Tomorrow Mum is going to stand up in church and speak for a few minutes about him and his war service. I have written her a little speech but anyone who knows Mum, knows she won’t stick to it!

So that’s it, our day to remember all those who served, those who survived and those who made the ultimate sacrifice. It would be good to say it never happened again. That mankind learned a lesson from all the senseless slaughter and the loss of a generation or two of magnificent young men. But we know that isn’t true. War rages somewhere all the time and I suspect it always will. I know women who say that if women “ruled” the world there would be no war, I suspect they’ve never seen girls in a playground. I think it is more relevant to say that if the politicians and commanders had to sacrifice all their own children first, war would be harder to declare. Whatever happens, I will never forget them.


A reflection of war and death

Driving home from Lucas’s place this evening I heard the news on the car radio. Another New Zealand SAS soldier has been shot dead in Afghanistan. Obviously, my heart goes out to his grieving family. And the arguments will start over whether we should be there, again.

It pulled me up because I’m typing my Dad’s letters into the computer so I’m reading his thoughts as a 23-25 year old in the middle of a world war. He describes it as a “ghastly business” although readily admitting that he had some amazing experiences. He was shot up at least five times and made it home and crashed twice in the desert. One thing I have discovered by reading what others said about him was that he was a ‘damn fine pilot.’ He goes out of his way to pass tips on to youngsters, things he says saved his life many times over France.

But the thing that makes me think is the fact that he killed at least one man. He shared several “kills” with various wingmen (i.e. two planes were firing on one enemy aircraft and it is unclear who actually fired the bullets that ripped the plane apart) but on one occasion he found himself alone with a German ME 109 bearing down on a bomber and took the action necessary to blow the plane out of the sky and watch it hurtle to the ground with black smoke pouring out of it. I know he thought about that man, wondered who he was, where he came from, did he leave a wife? He planted a tree to honour him many years later. It reminds me of a line from a song about WWI, “at both ends of the rifle we’re the same.” Sure, he felt bitter about his friends and he watched many of them die, and they all hated “old Hitler” and it was, genuinely, kill or be killed. He expressed a desire to come home and have a ‘go at the Japs” and after the Pacific heated up at the end of 1941 he admits to thinking all the time about home and what will happen if the Japs invade….but he also talks at length about wanting to take an active role after the war to make sure this never happens again and if it does happen again in 25 years time, then that would constitute a betrayal of all those who died willingly so that those who were left could live in freedom. And it keeps happening. Mankind keeps going to war. If it were up to me I would institute a global law that we must do what the tribe in Papua New Guinea do, fight until someone draws first blood, right, you’re the winner, now let’s all go home.

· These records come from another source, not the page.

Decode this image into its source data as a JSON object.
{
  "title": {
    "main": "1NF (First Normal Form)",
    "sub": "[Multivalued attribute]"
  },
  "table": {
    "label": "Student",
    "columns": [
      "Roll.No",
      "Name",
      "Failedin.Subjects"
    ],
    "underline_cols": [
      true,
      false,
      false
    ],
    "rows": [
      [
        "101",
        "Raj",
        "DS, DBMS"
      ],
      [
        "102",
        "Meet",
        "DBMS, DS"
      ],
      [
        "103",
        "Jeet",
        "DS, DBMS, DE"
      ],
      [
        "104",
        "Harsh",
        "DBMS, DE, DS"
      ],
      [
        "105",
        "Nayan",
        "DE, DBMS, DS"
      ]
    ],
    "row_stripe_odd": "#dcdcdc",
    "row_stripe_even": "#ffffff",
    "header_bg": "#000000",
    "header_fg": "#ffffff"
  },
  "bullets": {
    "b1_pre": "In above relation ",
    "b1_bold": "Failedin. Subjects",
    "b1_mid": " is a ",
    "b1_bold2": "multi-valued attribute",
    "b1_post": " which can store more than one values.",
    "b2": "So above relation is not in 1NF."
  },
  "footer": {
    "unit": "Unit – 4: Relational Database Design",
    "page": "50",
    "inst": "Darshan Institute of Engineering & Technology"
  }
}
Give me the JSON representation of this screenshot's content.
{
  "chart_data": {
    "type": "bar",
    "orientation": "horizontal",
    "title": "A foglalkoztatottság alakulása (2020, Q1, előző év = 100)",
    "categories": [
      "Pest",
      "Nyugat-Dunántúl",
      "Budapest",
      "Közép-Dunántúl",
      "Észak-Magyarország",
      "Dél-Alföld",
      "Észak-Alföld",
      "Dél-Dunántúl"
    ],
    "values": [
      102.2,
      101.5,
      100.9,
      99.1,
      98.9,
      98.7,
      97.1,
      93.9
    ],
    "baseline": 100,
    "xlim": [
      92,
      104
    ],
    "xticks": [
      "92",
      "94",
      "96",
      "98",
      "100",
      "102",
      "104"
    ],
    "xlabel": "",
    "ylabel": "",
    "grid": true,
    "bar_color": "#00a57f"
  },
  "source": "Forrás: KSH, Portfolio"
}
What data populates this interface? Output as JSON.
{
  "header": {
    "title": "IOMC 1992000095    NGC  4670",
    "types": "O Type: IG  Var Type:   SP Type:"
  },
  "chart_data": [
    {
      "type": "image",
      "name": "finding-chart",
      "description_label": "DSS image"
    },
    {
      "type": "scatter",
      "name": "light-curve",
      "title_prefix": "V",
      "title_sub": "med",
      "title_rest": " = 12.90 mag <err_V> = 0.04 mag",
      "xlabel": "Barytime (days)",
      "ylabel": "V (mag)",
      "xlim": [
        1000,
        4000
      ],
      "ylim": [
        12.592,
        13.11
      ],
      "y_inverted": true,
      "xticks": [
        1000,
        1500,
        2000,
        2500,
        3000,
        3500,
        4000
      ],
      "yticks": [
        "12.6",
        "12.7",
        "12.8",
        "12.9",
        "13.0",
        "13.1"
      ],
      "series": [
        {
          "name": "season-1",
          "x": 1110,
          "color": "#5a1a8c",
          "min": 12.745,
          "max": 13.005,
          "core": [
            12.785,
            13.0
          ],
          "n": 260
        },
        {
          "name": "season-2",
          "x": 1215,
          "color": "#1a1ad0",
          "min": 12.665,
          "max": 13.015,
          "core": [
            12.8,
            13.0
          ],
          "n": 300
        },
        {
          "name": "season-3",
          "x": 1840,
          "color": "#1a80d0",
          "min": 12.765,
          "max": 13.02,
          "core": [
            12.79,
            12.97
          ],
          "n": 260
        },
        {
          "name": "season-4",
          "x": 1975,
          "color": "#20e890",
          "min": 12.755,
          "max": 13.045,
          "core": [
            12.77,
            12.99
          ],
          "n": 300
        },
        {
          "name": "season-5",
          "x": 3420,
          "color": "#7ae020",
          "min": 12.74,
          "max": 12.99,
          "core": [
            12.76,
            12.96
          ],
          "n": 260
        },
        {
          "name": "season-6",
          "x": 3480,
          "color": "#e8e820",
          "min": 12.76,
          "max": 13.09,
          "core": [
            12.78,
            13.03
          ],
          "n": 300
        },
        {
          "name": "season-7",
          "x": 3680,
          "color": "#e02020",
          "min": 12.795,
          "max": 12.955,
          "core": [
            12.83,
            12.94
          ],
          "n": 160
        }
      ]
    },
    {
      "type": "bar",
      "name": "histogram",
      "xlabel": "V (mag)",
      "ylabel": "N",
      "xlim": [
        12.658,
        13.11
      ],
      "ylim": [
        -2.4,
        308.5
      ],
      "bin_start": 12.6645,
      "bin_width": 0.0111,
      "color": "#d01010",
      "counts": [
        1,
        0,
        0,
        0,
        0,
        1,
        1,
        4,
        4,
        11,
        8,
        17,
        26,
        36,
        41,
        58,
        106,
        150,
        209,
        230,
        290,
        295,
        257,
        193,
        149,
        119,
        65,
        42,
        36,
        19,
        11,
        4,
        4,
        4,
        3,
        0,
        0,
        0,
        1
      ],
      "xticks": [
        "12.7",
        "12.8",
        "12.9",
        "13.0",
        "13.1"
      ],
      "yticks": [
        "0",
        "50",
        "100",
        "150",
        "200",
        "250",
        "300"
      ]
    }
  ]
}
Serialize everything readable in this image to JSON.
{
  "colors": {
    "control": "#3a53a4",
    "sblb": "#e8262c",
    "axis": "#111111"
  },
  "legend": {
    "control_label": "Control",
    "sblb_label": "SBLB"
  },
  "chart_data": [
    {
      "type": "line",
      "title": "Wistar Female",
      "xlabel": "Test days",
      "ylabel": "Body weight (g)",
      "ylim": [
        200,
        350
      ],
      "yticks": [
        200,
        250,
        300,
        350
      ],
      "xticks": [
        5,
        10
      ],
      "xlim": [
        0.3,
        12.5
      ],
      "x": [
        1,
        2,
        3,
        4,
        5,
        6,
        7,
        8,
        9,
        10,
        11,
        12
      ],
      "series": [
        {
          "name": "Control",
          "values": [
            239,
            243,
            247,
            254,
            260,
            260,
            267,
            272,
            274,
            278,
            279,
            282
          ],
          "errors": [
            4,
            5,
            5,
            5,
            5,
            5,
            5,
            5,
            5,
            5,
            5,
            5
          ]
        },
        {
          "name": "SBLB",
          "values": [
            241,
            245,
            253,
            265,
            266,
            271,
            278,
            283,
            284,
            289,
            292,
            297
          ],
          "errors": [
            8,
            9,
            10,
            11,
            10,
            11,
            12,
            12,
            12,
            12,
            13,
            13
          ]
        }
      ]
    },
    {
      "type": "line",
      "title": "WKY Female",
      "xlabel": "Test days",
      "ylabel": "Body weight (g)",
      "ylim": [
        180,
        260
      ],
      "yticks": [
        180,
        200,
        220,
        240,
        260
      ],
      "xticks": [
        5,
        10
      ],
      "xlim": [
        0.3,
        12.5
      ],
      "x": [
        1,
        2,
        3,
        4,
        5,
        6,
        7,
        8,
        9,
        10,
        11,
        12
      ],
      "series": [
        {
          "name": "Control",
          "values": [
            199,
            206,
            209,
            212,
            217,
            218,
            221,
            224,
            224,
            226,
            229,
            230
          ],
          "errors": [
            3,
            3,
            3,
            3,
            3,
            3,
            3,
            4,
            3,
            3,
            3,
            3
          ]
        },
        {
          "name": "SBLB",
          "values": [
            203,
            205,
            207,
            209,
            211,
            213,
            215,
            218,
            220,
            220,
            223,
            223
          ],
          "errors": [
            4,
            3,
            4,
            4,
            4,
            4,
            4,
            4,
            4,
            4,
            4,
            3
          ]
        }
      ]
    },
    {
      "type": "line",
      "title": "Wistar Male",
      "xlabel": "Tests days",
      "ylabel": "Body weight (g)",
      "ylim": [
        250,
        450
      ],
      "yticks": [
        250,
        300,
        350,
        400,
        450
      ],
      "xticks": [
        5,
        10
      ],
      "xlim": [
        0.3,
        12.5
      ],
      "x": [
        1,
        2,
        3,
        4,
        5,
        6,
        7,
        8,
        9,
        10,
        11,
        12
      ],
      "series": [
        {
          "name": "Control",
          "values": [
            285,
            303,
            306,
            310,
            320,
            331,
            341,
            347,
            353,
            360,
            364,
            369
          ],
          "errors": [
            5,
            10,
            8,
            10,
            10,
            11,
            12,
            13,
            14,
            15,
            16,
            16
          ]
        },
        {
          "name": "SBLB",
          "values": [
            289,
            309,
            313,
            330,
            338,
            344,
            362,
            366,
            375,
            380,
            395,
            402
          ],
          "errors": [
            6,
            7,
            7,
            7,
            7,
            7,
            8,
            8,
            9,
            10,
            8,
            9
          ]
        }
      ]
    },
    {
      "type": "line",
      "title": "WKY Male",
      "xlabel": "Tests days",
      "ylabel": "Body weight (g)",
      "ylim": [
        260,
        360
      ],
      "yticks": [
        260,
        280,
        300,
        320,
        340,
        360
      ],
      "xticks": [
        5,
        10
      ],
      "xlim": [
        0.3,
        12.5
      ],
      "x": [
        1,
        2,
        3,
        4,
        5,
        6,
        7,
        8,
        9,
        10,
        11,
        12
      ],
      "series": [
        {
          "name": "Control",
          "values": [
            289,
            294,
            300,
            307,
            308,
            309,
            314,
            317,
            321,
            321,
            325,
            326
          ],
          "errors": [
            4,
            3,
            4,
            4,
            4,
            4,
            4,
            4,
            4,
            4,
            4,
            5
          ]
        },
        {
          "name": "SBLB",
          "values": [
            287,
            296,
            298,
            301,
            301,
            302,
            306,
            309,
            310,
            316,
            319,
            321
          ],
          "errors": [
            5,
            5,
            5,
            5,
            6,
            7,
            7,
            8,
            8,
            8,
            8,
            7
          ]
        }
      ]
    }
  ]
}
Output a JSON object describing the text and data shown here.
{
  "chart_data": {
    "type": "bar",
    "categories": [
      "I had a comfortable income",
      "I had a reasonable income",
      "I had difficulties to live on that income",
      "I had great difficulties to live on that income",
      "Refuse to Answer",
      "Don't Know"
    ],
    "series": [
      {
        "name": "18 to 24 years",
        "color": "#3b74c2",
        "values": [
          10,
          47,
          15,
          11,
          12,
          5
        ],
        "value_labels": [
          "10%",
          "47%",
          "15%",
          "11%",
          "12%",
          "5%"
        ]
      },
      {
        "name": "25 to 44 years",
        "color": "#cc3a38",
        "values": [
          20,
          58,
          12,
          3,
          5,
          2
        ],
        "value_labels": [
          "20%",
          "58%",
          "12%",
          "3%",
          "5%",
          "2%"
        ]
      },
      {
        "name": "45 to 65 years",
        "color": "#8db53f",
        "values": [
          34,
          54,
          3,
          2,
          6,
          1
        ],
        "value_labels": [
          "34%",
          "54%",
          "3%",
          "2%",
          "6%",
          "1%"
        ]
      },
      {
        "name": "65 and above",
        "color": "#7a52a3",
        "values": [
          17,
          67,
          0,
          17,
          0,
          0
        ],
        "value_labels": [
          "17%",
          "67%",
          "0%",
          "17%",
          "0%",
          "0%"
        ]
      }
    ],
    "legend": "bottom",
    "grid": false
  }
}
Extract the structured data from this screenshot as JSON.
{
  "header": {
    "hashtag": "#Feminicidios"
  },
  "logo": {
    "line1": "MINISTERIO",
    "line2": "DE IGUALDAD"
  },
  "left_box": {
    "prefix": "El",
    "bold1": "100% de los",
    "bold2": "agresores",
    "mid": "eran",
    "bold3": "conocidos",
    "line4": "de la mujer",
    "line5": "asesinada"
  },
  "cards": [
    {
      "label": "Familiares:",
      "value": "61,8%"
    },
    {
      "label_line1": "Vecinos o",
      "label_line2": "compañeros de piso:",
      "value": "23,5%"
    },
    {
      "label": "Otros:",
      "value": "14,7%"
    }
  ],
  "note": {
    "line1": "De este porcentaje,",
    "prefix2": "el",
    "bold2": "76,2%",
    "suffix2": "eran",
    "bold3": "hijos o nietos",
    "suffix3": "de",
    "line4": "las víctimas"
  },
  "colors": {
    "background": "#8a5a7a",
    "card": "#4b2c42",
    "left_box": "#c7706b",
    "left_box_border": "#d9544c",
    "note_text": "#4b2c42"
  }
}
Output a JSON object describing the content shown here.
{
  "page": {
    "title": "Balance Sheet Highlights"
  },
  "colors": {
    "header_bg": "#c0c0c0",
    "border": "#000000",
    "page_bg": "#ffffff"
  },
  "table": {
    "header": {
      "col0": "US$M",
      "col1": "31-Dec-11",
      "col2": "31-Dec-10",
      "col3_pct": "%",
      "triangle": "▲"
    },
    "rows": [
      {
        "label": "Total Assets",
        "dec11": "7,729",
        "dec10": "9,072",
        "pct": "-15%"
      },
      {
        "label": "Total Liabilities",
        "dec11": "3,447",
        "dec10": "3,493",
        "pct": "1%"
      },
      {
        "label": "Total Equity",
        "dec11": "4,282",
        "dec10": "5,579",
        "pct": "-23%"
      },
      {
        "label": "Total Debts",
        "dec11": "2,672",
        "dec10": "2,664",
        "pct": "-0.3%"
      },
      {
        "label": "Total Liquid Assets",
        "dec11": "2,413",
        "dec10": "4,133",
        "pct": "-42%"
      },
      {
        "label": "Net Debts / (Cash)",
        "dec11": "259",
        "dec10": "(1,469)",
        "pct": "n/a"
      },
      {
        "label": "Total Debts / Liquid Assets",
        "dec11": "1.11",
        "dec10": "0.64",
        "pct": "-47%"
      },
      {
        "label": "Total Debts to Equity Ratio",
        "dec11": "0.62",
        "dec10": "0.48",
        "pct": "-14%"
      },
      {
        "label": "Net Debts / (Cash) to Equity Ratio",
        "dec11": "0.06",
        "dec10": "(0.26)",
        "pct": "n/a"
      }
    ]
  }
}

On another note my book of short stories, “Stirred not Shaken” has been accepted into the Smashwords Premiere catalogue as well. That’s good news. It goes out to all the major ebook retailers in a day or two. And it will be free. Hopefully people will find it, read it and maybe want to read the novel too. I am about three days away from finishing, “Our Father’s War” and I shall upload that to Smashwords and Amazon as well, 99 cents at Amazon and free at Smashwords. I am going to print a copy for each of my three brothers and every one of Dad’s grandchildren, so one day they can share it and the knowledge of this brave man will live on. And I want them to know that there was a girl in England who called him “Halsey Palsey”, it is worth reading for that alone.